Hauswirtschafterin? Ob sich für diesen Beruf wirklich viele begeistern können? Da fällt vielen einem doch gleich die gestresste Mutter ein, die diesen Job meist unentgeltdlich nebenher erledigen muss. Mal schauen, was der Profi dazu zu sagen hat. Katharina hat den Beruf der Hauswirtschafterin furchtlos ergriffen und berichtet aus der Perspektive der Hauswirtschafts-Expertin!

Die Zeit davor

Als es darum ging, mich für einen Beruf zu entscheiden, wusste ich nicht genau, was aus mir werden sollte. Meine Mutter hat auch den Beruf der Hauswirtschafterin gelernt und da man Hauswirtschaft in seinem Leben immer gut gebrauchen kann, habe ich mich dann ebenfalls für diese Ausbildung entschieden. Schließlich lernt man hier Grundlagen fürs Leben wie Kochen, Putzen, Wäsche waschen, Haushaltsplanung u.s.w. Das kann ja kein Fehler sein. Zudem habe ich eigentlich Spaß am Haushalt,kümmere mich gern um andere Menschen und koche und backe auch gern.

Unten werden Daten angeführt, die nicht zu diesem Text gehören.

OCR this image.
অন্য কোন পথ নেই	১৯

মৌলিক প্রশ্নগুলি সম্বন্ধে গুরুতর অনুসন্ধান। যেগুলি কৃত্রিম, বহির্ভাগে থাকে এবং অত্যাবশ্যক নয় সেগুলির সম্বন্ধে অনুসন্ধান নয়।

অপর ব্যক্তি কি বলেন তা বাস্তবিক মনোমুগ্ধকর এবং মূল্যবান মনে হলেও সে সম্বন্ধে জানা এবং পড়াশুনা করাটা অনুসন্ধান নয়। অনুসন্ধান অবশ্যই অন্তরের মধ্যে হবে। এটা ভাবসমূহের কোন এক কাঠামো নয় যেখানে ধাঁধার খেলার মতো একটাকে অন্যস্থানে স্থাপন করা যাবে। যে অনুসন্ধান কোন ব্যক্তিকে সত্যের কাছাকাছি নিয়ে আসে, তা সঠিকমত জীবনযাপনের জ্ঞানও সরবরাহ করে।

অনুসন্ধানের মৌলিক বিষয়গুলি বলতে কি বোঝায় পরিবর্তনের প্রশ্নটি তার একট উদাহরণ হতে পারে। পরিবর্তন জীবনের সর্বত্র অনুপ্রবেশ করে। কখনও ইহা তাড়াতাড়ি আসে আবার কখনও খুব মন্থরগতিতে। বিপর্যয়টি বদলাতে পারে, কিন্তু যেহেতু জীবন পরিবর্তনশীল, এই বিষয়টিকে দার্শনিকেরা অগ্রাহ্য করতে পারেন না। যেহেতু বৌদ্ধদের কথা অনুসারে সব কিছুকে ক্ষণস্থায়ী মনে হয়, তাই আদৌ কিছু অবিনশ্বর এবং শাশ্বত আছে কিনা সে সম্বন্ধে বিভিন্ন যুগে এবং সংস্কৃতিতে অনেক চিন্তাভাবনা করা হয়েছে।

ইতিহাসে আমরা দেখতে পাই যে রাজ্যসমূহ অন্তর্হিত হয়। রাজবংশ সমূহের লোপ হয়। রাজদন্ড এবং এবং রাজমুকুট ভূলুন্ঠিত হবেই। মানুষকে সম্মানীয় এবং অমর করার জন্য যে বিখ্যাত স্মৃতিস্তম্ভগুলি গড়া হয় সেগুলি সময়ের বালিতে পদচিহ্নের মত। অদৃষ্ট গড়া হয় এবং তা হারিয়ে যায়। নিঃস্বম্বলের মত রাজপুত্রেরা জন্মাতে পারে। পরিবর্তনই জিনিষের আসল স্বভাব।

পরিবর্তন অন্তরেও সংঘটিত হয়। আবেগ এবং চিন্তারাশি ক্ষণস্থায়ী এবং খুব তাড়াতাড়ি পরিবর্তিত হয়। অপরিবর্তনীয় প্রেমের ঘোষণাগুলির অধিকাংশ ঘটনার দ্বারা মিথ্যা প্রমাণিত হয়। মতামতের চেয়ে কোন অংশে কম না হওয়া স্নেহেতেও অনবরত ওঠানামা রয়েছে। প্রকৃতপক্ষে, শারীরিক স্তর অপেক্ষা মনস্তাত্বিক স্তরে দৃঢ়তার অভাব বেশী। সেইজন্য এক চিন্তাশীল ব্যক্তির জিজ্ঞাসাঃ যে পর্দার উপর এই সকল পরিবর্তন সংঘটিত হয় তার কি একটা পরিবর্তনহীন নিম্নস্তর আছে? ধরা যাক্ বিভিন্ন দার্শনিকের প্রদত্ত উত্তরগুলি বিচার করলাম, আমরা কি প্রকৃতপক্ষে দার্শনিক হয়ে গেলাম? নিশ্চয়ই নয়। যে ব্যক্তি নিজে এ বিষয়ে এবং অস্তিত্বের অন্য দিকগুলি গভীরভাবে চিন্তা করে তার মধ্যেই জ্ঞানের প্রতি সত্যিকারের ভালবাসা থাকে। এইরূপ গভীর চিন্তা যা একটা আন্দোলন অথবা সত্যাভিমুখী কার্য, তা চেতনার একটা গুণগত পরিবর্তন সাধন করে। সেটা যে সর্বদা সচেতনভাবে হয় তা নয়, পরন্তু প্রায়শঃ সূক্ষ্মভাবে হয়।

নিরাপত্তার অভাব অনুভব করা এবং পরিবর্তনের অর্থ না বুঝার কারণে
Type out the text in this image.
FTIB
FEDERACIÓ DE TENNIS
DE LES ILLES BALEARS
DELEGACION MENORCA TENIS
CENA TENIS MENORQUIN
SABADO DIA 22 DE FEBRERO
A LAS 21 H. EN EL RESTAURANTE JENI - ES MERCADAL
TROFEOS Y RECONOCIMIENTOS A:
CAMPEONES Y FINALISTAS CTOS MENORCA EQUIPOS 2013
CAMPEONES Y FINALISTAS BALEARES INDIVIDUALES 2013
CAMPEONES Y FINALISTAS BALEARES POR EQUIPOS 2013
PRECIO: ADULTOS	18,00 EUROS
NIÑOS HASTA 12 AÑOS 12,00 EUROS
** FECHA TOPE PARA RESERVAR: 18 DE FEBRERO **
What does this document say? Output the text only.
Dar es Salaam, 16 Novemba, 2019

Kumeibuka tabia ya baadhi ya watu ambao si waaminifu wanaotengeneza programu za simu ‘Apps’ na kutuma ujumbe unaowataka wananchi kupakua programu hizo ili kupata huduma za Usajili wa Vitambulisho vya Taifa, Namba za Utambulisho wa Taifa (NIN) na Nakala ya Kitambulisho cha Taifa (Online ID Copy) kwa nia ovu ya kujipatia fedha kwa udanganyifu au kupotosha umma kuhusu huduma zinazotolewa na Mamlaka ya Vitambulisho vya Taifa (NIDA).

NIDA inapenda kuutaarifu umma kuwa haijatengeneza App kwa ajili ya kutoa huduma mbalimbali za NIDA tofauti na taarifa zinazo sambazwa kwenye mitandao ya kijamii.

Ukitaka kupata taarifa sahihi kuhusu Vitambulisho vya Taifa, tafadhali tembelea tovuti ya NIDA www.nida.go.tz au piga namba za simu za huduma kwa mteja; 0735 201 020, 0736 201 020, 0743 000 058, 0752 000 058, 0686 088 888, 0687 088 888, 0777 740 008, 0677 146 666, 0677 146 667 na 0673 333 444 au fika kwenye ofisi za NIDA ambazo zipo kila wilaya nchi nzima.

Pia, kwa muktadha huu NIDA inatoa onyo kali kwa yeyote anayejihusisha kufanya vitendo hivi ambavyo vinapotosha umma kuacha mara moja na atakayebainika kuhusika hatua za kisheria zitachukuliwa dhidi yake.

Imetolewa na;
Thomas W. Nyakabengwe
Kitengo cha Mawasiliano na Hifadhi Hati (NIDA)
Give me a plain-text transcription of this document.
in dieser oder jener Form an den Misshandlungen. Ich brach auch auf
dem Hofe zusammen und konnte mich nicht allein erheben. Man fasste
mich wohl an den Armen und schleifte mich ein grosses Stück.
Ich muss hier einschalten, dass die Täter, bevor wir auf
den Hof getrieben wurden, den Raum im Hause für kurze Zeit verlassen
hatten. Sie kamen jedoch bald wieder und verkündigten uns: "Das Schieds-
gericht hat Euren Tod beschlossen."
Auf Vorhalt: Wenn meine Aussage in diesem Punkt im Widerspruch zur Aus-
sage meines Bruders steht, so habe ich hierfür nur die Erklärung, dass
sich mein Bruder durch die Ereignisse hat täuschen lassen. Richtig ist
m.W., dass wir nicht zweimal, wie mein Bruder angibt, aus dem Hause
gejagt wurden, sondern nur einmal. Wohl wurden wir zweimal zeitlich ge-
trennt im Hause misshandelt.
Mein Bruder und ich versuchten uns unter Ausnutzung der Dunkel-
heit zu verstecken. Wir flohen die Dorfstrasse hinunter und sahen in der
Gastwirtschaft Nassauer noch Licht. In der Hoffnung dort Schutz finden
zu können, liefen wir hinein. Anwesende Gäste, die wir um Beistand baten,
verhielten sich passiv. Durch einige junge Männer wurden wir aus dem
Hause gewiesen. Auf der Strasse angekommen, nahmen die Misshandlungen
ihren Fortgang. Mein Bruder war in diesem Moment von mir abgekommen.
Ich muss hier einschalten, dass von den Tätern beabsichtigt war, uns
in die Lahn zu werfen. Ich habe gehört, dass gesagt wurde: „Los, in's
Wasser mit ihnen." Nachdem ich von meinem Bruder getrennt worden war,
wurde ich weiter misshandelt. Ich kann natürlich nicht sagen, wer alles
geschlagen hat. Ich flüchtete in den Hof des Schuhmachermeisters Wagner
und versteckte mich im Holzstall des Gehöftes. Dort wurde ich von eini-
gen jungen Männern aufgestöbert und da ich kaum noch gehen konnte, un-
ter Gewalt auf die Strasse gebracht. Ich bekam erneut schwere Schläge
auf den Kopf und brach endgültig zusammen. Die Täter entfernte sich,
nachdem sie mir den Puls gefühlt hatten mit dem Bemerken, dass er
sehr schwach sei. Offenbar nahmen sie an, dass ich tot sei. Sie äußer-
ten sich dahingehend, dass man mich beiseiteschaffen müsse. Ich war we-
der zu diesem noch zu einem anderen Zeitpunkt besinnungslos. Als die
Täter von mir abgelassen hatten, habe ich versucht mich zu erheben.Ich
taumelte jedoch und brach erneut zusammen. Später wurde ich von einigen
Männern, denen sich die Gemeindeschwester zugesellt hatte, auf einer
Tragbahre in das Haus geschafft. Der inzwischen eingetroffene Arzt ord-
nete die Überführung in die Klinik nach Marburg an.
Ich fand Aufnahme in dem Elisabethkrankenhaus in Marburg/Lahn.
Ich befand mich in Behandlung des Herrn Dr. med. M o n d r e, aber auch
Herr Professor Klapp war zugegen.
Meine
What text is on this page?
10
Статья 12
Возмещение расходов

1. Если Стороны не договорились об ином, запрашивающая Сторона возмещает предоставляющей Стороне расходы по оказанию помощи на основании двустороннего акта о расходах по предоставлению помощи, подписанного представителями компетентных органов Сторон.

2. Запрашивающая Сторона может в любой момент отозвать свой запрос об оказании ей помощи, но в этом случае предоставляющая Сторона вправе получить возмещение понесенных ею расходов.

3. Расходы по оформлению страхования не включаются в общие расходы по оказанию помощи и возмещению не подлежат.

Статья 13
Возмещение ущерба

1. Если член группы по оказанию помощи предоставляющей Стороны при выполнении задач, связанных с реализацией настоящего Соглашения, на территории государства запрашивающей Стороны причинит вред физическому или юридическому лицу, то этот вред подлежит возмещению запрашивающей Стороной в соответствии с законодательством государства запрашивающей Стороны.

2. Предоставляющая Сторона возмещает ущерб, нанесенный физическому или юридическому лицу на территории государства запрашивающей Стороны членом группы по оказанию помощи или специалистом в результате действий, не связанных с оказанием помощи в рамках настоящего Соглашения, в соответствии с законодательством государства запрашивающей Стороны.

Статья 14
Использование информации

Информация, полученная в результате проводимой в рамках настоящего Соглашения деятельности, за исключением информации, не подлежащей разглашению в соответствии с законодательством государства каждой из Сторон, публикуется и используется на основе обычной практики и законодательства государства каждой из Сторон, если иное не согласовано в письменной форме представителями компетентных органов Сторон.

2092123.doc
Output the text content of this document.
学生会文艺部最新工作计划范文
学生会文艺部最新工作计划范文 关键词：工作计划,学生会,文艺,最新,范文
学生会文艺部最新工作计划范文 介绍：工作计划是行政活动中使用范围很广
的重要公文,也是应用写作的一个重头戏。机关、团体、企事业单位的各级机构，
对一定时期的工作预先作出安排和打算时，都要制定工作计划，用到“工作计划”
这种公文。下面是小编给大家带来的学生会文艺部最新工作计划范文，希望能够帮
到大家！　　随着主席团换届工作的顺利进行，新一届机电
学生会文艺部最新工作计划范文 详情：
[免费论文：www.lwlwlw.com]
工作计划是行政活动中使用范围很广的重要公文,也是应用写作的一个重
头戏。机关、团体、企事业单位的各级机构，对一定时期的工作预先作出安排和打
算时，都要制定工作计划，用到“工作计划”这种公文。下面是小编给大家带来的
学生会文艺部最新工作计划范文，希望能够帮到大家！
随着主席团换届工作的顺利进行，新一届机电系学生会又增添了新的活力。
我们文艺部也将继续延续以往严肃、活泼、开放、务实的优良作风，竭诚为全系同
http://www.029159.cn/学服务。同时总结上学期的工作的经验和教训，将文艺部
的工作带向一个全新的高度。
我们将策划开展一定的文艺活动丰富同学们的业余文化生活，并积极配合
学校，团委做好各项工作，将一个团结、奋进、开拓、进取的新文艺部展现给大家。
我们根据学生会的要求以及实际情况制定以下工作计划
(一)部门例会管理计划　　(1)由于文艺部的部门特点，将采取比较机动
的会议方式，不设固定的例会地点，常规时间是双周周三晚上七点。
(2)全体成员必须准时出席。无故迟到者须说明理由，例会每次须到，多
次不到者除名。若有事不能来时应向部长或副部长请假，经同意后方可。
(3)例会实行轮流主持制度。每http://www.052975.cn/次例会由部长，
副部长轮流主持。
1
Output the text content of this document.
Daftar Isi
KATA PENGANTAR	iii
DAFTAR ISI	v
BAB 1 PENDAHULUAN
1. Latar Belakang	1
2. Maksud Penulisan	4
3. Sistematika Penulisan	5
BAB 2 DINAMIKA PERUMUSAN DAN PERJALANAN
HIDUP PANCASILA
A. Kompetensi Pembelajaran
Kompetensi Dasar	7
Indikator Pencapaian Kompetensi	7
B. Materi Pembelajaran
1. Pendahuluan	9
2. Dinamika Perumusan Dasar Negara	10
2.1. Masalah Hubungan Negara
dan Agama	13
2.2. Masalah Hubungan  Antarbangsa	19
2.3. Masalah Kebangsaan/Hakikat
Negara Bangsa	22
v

Nach dem Berufsgrundschuljahr habe ich mich übers Arbeitsamt und dem Ausbildungs-Stellen-Informationssystem (ASIS) bei sechs verschiedenen Stellen beworben. Nachdem meine Bewerbung draußen war, habe ich gleich alle drei Tage bei den Betrieben angerufen, um nachzufragen, wie es so aussieht. Persönlich vorgestellt habe ich mich nur einmal. Das war dann auch der Betrieb, in dem ich den Ausbildungsplatz bekommen habe.

Meine Mam war ganz stolz, dass ich ihr nacheifern wollte. Außerdem wusste sie, dass ihre Tochter jetzt sämtliche Grundlagen der Haushaltsführung lernen würde. Normalerweise lernt man das ja von seiner Mutter, aber wenn die Mutter berufstätig ist, fehlt da leider die Zeit. Meinem Pa war es eigentlich ziemlich gleichgültig, Hauptsache, ich mache eine Ausbildung!

Das erste Jahr

Mein erster Eindruck von meinem Ausbildungsplatz war eher erschreckend. Zunächst musste ich ja von Mittenwald, einem kleinen Bergdorf, in die Großstadt nach München. Wir hatten zwar früher in Dachau (ein Vorort von München) gewohnt, aber das war ja mit meiner Familie. Zudem war ich noch keine 18 und ich bekam keinen Schlüssel für die Haustüre, sondern nur einen Zimmerschlüssel. So hatte ich schon das Gefühl „eingesperrt“ zu sein. Ich musste jeden Abend um spätestens 22 Uhr in meinem Zimmer sein. Mit den anderen Azubis habe ich mich nicht so gut verstanden und so hatte ich auch niemandem, mit dem ich „um die Häuser ziehen“ konnte bzw. der mich nach 22 Uhr wieder ins Haus reinließ. Der erste Eindruck von den anderen Mitarbeitern war eigentlich komplett positiv, was sich später aber noch gewaltig ändern sollte.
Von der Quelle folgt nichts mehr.